“They complemented each other perfectly,” said the late West Indian cricket writer, broadcaster and historian Tony Cosier.
“Ramadhin, cap on, sleeves buttoned down to the wrists, presented mysteries which no English batsman unravelled for the entire summer.”
Sad day – great innings grandad https://t.co/5Q04tNwagU
— Kyle Hogg (@kylehogg22) 1645970034000
Sonny Ramadhin, who took 158 wickets in his 43 Tests, was born in St Charles in Trinidad on Mayday 1929.
Just 19, the 5 foot 4 inch (1.62m) off-spinner was selected for the 1950 tour on the strength of two matches for Trinidad against Jamaica in which he took 12 wickets.
When he travelled to England it was his first trip outside Trinidad and the first time he had bowled on grass rather than matting.
Ramadhin and fellow spinner Valentine bowled over 1,000 overs each on the tour, taking 258 wickets between them. In the Tests, the left-arm spinner Valentine, a month older than his spin partner, took 33 wickets to Ramadhin’s 26.
The powerful West Indies batting line-up which included the 3 Ws – Frank Worrell, Everton Weekes and Clyde Walcott – did the rest.
Ramadhin, who had just turned 20, was primarily an off-spinner but could also bowl a leg-break with no discernible change of action.
He had a bustling run and was unerringly accurate – he conceded just 1.97 runs per over during his Test career.
He made his debut in the opening Test, becoming the first of many East Indians to represent the West Indies.
He took two wickets in each innings as West Indies struggled on an underprepared pitch at Old Trafford, slipping to a heavy defeat.

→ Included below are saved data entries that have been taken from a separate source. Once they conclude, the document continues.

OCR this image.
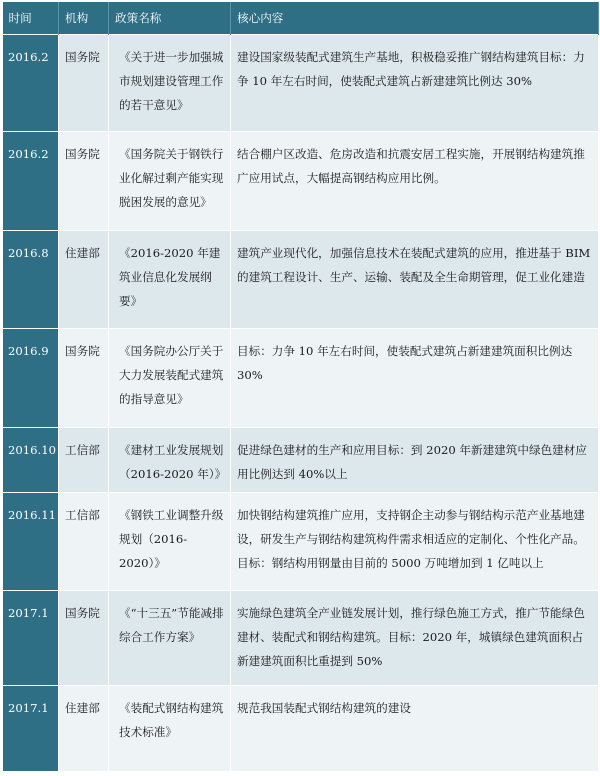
时间	机构	政策名称	核心内容
2016.2	国务院	《关于进一步加强城市规划建设管理工作的若干意见》	建设国家级装配式建筑生产基地，积极稳妥推广钢结构建筑目标：力争 10 年左右时间，使装配式建筑占新建建筑比例达 30%
2016.2	国务院	《国务院关于钢铁行业化解过剩产能实现脱困发展的意见》	结合棚户区改造、危房改造和抗震安居工程实施，开展钢结构建筑推广应用试点，大幅提高钢结构应用比例。
2016.8	住建部	《2016-2020 年建筑业信息化发展纲要》	建筑产业现代化，加强信息技术在装配式建筑的应用，推进基于 BIM 的建筑工程设计、生产、运输、装配及全生命期管理，促工业化建造
2016.9	国务院	《国务院办公厅关于大力发展装配式建筑的指导意见》	目标：力争 10 年左右时间，使装配式建筑占新建建筑面积比例达 30%
2016.10	工信部	《建材工业发展规划（2016-2020 年）》	促进绿色建材的生产和应用目标：到 2020 年新建建筑中绿色建材应用比例达到 40%以上
2016.11	工信部	《钢铁工业调整升级规划（2016-2020）》	加快钢结构建筑推广应用，支持钢企主动参与钢结构示范产业基地建设，研发生产与钢结构建筑构件需求相适应的定制化、个性化产品。目标：钢结构用钢量由目前的 5000 万吨增加到 1 亿吨以上
2017.1	国务院	《“十三五”节能减排综合工作方案》	实施绿色建筑全产业链发展计划，推行绿色施工方式，推广节能绿色建材、装配式和钢结构建筑。目标：2020 年，城镇绿色建筑面积占新建建筑面积比重提到 50%
2017.1	住建部	《装配式钢结构建筑技术标准》	规范我国装配式钢结构建筑的建设
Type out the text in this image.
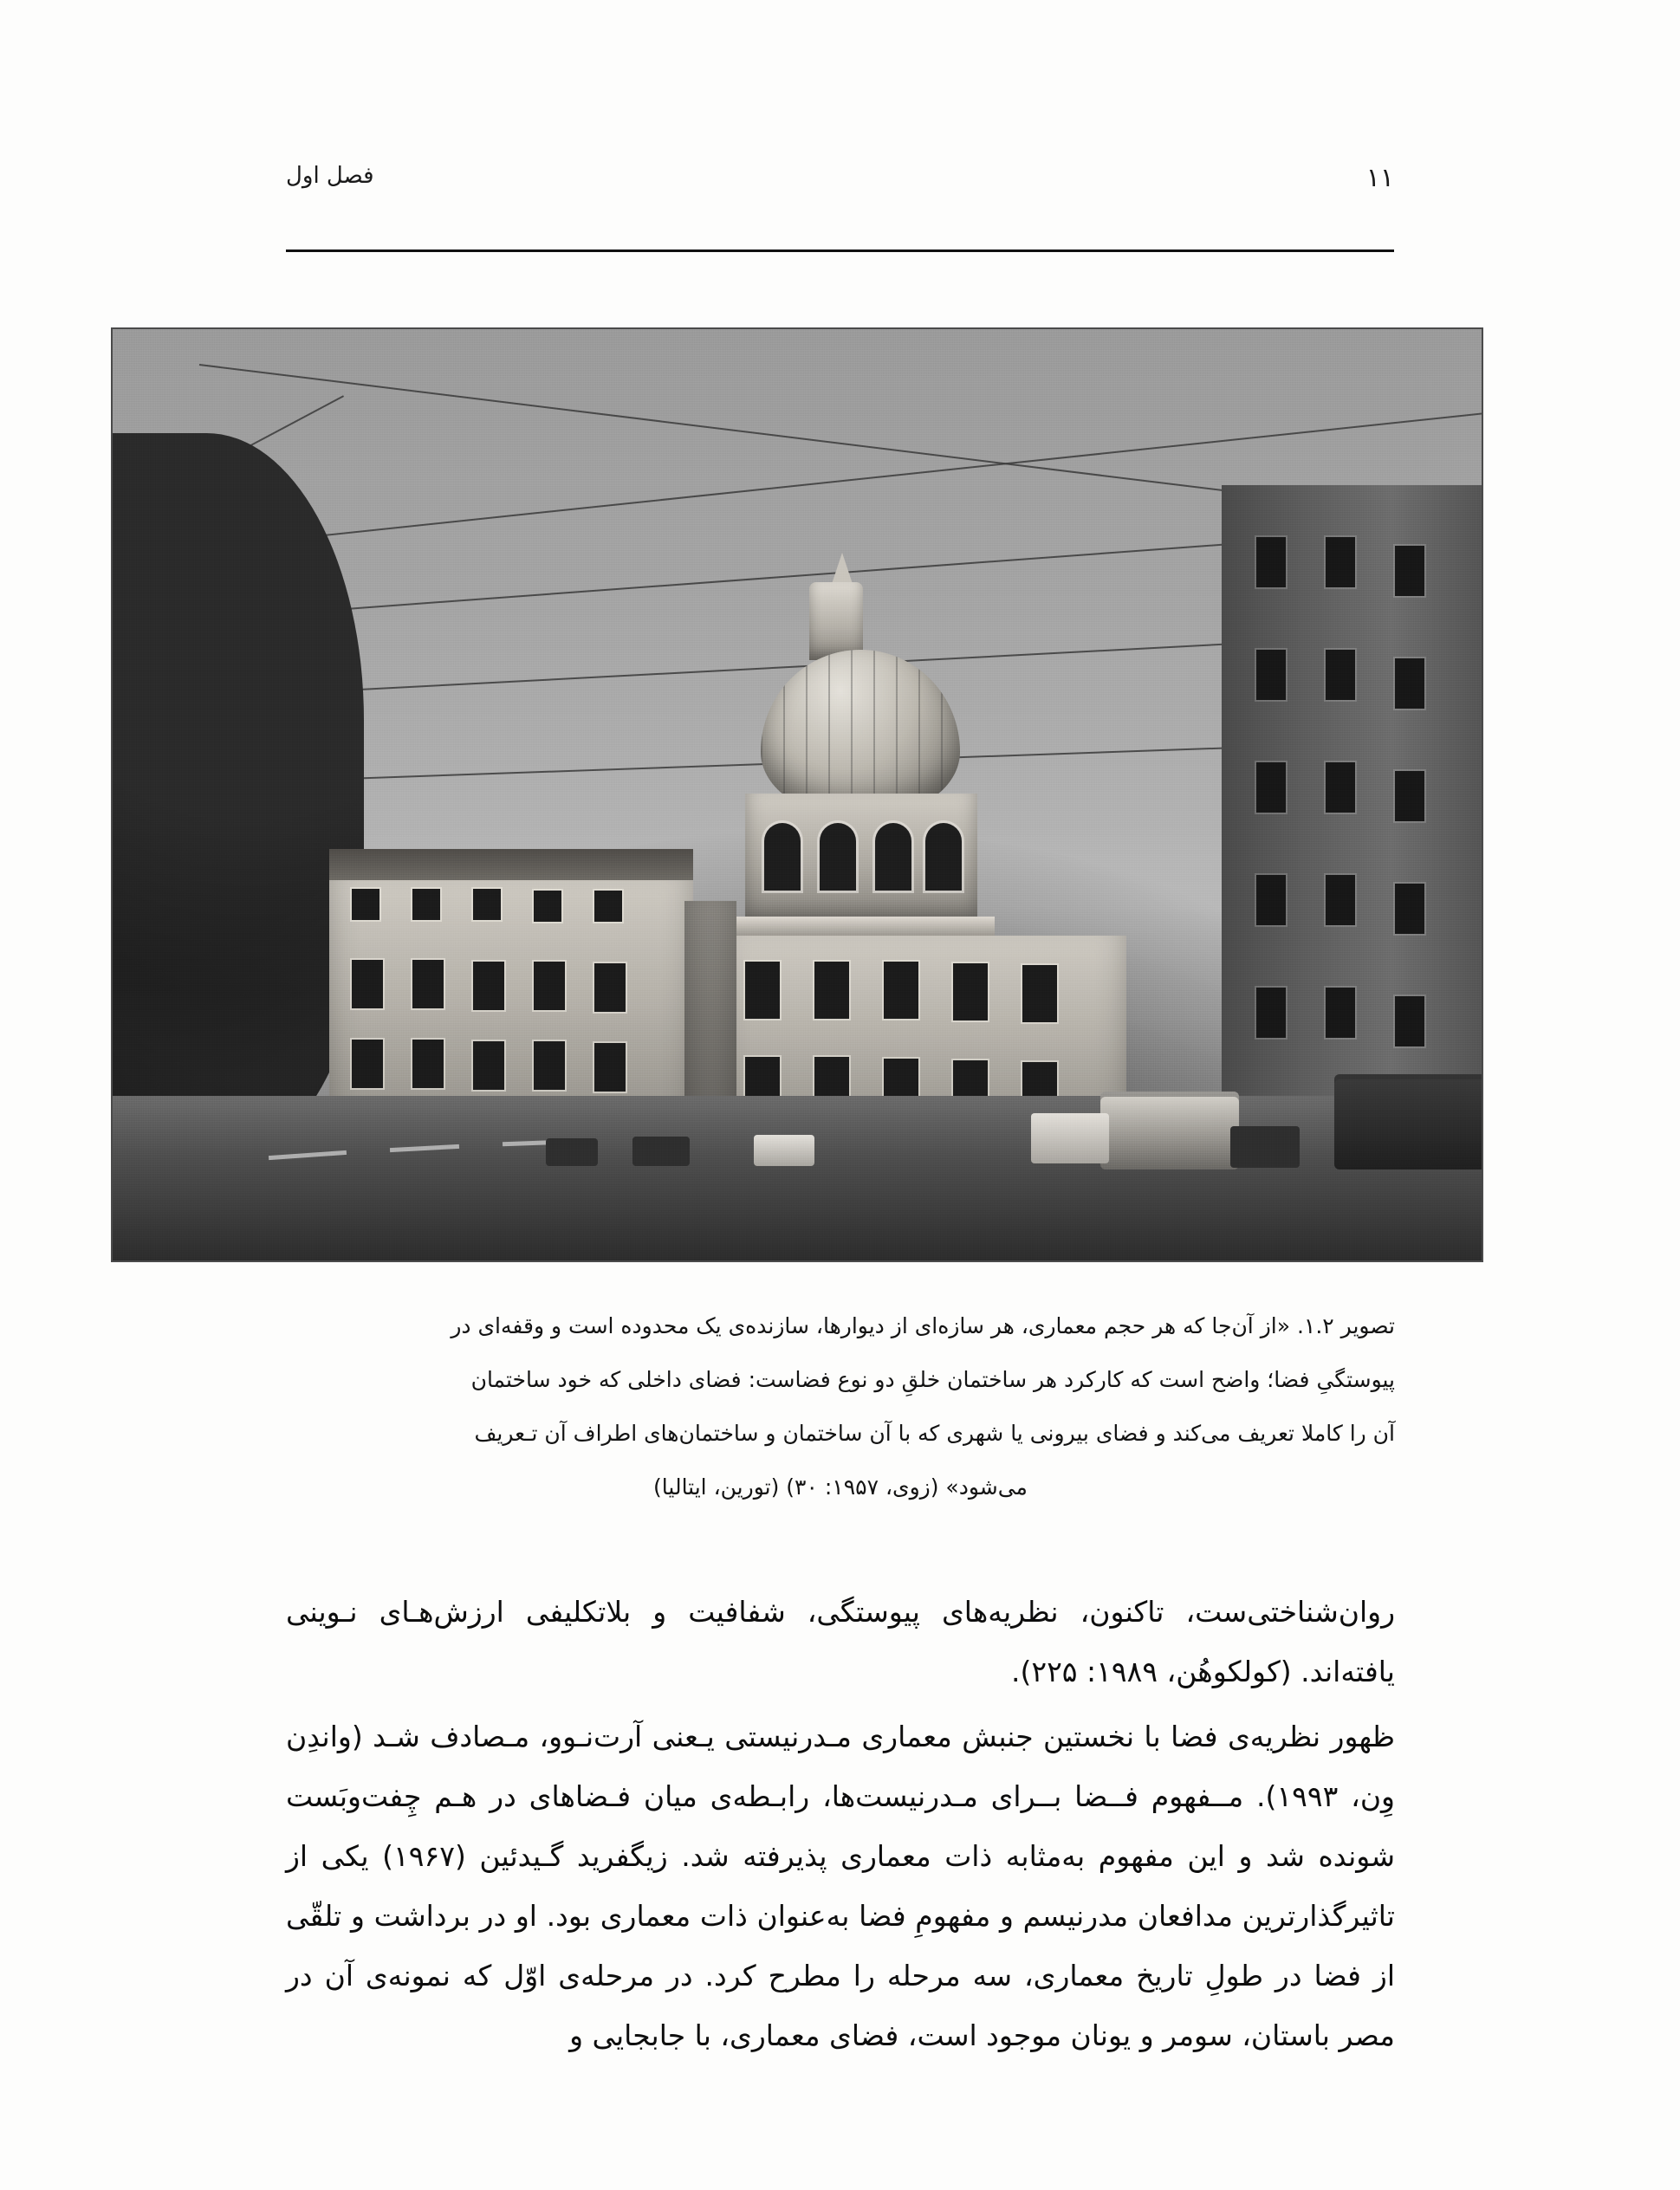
فصل اول	۱۱

تصویر ۱.۲. «از آن‌جا که هر حجم معماری، هر سازه‌ای از دیوارها، سازنده‌ی یک محدوده است و وقفه‌ای در

پیوستگیِ فضا؛ واضح است که کارکرد هر ساختمان خلقِ دو نوع فضاست: فضای داخلی که خود ساختمان

آن را کاملا تعریف می‌کند و فضای بیرونی یا شهری که با آن ساختمان و ساختمان‌های اطراف آن تـعریف

می‌شود» (زوی، ۱۹۵۷: ۳۰) (تورین، ایتالیا)

روان‌شناختی‌ست، تاکنون، نظریه‌های پیوستگی، شفافیت و بلاتکلیفی ارزش‌هـای نـوینی یافته‌اند. (کولکوهُن، ۱۹۸۹: ۲۲۵).

ظهور نظریه‌ی فضا با نخستین جنبش معماری مـدرنیستی یـعنی آرت‌نـوو، مـصادف شـد (واندِن وِن، ۱۹۹۳). مــفهوم فــضا بــرای مـدرنیست‌ها، رابـطه‌ی میان فـضاهای در هـم چِفت‌وبَست شونده شد و این مفهوم به‌مثابه ذات معماری پذیرفته شد. زیگفرید گـیدئین (۱۹۶۷) یکی از تاثیرگذارترین مدافعان مدرنیسم و مفهومِ فضا به‌عنوان ذات معماری بود. او در برداشت و تلقّی از فضا در طولِ تاریخ معماری، سه مرحله را مطرح کرد. در مرحله‌ی اوّل که نمونه‌ی آن در مصر باستان، سومر و یونان موجود است، فضای معماری، با جابجایی و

They hit back immediately, in the second Test at Lord’s where the spin twins grabbed cricketing immortality.
After West indies made 326 in their first innings, Ramadhin took 5 wickets for 66 runs to skittle England for 151.
Set 601 to win, England showed greater defiance, when Ramadhin bowled Cyril Washbrook for 114, the game was all but over.
Ramadhin bowled 72 overs in the innings and finished with 6-86 – 11-152 in the match – as West Indies secured a crushing 326-run win.
The West Indian immigrants in London, recently arrived on MV Empire Windrush, celebrated as much as the folk back home with the calypso musician Lord Kitchener writing “Victory Calypso”, honouring “those two little pals of mine/Ramadhin and Valentine”.
In the third Test at Nottingham, Ramadhin sent down 81.2 overs in the second innings – Valentine bowled 92 – and took 5-135 as West Indies cantered to a 10-wicket win.
At the Oval he played second fiddle to Valentine, who took 10 in the match, as West Indies won by an innings and 56 runs to seal the series, although England all-rounder Trevor Bailey remembered it differently.
“Although Valentine took 10 wickets in the match, for me it was the silent Ramadhin who got us,” he wrote some years later.
“He was hardly known in the West Indies at the time, less so in England. He was shy and sensitive, considering he was an Indian in a team full of white and black men.
“We had never faced someone like that, bowling from that position and at that pace, who turned the ball on a good wicket.”
Ramadhin continued to prosper until his return to England in 1957 when he bowled 98 overs in the second innings – 129 in the match – as Peter May and Colin Cowdrey padded him away during a marathon partnership of 411.
Their tactics of kicking the ball away prompted a change in the lbw law but effectively finished Ramadhin. On the 1960-1 tour to Australia Frank Worrell dropped him for the third Test, preferring Lance Gibbs.
Ramadhin never played for the West Indies again.